AMERIKA/PERU - Bischöfe verurteilt Ungregelmäßigkeiten bei Impfungen und erinnern an Mitarbeiter des Gesundheitswesens

Donnerstag, 18 Februar 2021   bischofskonferenzen  

cep

Lima (Fides) – Der Vostand der peruanischen Bischofskonferenz (CEP) verurteilt die jüngsten Unregelmäßigkeiten bei den Impfungen. "Die Empörung, die durch diese Vorkommnisse hervorgerufen wird, nimmt zu, weil diejenigen außer Acht gelassen werden, die seit mehr als einem Jahr angesichts dieser Pandemie an vorderster Front große Opfer geleistet haben. Ärzte, Krankenschwestern, Polizisten, Beamte wollen nicht weiter ihr Leben aufs Spiel setzen, während gewisse Gruppen ihr eigenes Interesse verfolgen", heißt es in einer von der Bischofskonferenz veröffentlichten Erklärung.

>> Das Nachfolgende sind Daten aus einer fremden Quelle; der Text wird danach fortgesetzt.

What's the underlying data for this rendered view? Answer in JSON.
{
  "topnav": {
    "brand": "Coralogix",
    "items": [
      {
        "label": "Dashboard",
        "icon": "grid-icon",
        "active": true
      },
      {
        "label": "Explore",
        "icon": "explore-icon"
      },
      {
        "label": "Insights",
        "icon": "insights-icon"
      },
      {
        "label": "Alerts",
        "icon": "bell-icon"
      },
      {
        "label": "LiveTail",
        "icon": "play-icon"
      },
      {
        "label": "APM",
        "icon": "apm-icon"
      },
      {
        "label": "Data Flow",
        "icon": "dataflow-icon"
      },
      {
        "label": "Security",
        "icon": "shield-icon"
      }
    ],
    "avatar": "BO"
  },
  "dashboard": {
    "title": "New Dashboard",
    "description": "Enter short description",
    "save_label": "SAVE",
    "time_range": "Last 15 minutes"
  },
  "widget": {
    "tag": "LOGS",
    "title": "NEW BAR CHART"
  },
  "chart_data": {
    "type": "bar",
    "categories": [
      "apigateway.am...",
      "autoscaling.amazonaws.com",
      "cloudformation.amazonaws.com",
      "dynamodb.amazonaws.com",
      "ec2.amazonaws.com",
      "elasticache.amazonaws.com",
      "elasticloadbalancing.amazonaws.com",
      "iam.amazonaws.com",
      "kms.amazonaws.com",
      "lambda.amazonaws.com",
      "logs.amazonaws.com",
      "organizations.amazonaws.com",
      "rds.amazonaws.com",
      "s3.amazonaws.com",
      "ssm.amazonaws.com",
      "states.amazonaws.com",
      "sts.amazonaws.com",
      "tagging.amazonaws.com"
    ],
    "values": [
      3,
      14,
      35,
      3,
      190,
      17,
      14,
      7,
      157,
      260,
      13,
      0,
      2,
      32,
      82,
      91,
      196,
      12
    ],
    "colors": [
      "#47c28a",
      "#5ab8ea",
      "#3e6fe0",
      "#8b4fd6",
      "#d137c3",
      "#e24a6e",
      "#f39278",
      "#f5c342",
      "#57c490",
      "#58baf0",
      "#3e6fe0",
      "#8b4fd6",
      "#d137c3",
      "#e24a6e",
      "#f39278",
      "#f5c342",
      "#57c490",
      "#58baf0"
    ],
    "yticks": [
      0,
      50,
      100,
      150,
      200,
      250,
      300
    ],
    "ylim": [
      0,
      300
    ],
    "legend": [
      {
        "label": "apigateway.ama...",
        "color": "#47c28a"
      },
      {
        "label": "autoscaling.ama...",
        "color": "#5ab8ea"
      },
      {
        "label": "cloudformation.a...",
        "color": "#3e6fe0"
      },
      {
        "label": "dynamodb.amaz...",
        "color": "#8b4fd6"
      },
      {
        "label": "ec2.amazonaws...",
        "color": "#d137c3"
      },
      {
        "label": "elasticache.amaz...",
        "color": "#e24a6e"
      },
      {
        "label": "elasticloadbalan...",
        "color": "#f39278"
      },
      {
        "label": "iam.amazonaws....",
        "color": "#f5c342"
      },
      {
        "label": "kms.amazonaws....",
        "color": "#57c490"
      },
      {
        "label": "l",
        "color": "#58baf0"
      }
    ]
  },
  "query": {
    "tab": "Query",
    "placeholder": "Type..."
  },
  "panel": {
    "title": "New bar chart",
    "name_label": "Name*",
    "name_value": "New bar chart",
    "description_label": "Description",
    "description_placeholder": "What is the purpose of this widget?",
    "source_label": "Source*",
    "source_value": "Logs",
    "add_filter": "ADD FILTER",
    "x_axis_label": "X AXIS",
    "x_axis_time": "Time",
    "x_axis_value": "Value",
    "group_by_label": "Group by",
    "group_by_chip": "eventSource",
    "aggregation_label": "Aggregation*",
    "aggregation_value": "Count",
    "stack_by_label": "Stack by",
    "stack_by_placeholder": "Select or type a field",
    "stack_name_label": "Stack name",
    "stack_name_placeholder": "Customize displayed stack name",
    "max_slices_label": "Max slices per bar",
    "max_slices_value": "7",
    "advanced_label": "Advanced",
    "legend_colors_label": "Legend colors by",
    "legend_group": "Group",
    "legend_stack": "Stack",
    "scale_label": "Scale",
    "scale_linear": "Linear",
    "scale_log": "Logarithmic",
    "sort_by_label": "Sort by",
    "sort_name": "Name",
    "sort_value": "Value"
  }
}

In Peru wurde bekannt, dass Staatsbeamte trotz der festgelegten Impfprotokolle sich selbst und ihre Familien impfen ließen. Perus Präsident Francisco Sagasti sagte, er sei "empört und wütend", und damit umschreibt er die allgemeine Stimmung im Land. Infolge des Skandals um die Umgehung der Impfprotokolle traten bereits zwei Minister zurück (Gesundheit und Außenbeziehungen) und eine offizielle Untersuchung durch die Regierung soll folgen.

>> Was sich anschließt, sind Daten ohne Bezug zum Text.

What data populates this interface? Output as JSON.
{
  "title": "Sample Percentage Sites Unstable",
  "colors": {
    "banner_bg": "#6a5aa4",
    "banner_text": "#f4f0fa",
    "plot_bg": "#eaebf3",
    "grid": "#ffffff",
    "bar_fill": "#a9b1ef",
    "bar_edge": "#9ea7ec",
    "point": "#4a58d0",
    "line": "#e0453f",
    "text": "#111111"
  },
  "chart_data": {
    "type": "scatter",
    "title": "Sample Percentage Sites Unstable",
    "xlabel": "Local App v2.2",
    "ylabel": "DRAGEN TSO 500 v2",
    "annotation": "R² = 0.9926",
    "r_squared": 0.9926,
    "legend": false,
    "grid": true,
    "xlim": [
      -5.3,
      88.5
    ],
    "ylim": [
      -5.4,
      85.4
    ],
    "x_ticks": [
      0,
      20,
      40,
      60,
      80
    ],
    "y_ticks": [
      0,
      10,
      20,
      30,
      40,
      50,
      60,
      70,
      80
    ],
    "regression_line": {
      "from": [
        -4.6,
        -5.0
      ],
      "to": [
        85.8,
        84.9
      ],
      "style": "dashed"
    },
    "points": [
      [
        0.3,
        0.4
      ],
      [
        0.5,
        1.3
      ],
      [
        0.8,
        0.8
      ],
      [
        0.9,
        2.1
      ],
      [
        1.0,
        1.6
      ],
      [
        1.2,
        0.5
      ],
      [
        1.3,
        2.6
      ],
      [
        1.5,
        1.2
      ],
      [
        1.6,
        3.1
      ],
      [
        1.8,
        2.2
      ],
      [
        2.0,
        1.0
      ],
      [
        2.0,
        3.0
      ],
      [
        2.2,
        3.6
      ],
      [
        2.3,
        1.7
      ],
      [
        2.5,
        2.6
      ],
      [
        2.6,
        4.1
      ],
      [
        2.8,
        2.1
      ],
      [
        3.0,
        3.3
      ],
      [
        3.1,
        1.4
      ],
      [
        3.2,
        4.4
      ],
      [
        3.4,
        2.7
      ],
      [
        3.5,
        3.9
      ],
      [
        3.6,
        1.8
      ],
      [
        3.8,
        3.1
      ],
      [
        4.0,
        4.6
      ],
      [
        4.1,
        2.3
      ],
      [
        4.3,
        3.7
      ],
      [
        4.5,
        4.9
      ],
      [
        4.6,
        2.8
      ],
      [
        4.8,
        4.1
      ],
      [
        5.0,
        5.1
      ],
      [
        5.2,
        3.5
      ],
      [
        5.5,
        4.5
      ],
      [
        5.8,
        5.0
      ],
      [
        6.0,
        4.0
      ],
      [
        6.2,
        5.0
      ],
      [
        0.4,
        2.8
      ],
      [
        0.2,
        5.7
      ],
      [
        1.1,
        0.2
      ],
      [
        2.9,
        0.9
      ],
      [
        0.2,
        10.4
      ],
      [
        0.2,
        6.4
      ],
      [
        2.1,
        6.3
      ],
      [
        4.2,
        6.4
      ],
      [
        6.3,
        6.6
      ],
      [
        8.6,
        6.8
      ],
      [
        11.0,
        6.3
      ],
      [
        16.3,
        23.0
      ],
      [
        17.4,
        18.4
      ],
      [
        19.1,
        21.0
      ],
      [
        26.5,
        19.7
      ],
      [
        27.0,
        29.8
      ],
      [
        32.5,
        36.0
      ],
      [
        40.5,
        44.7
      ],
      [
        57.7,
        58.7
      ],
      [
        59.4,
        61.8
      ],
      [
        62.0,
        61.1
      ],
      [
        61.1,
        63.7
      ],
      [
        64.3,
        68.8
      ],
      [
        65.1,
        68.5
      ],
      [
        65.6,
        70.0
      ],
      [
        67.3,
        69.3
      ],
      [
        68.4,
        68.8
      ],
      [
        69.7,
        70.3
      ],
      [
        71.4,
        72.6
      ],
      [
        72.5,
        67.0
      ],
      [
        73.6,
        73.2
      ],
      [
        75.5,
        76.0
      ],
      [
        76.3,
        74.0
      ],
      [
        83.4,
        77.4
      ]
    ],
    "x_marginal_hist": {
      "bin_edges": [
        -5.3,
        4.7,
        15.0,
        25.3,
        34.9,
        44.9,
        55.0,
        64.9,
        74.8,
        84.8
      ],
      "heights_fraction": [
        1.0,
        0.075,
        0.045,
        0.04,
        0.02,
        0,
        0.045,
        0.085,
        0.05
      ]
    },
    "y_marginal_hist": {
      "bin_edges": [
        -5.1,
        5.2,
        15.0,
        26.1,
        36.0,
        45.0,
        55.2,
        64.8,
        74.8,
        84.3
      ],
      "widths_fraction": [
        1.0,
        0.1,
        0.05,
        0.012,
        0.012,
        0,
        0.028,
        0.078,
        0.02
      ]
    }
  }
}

Peru war eines der am stärksten von der Covid-19-Pandemie betroffenen lateinamerikanischen Länder und verzeichnete bis heute mehr als 400.000 Tote und mehr als 1,24 Millionen Infizierte. Am gestrigen Aschermittwoch, lud die peruanische Kirche zur Eröffnung der Fastenzeit in der Kathedrale von Trujillo zum Gebet für alle Mitarbeiter des Gesundheitswesens ein, die an einer Infektion mit Coronavirus gestorben sind,.
Dem Gottesdienst stand der Voritzende der peruanischen Bischofskonferenz und des Rates der Lateinamerikanischen Bischofskonferenzebn (CELAM) Bischof Miguel Cabrejos Vidarte OFM, vor. In seinem Gebet im Namen der gesamten peruanischen Kirche erinnerte er die Gläubigen des Landes daran, dass der Tod von 315 Ärzten und 112 Krankenschwestern im Dienst an der Gemeinschaft besondere Anerkennung verdiene.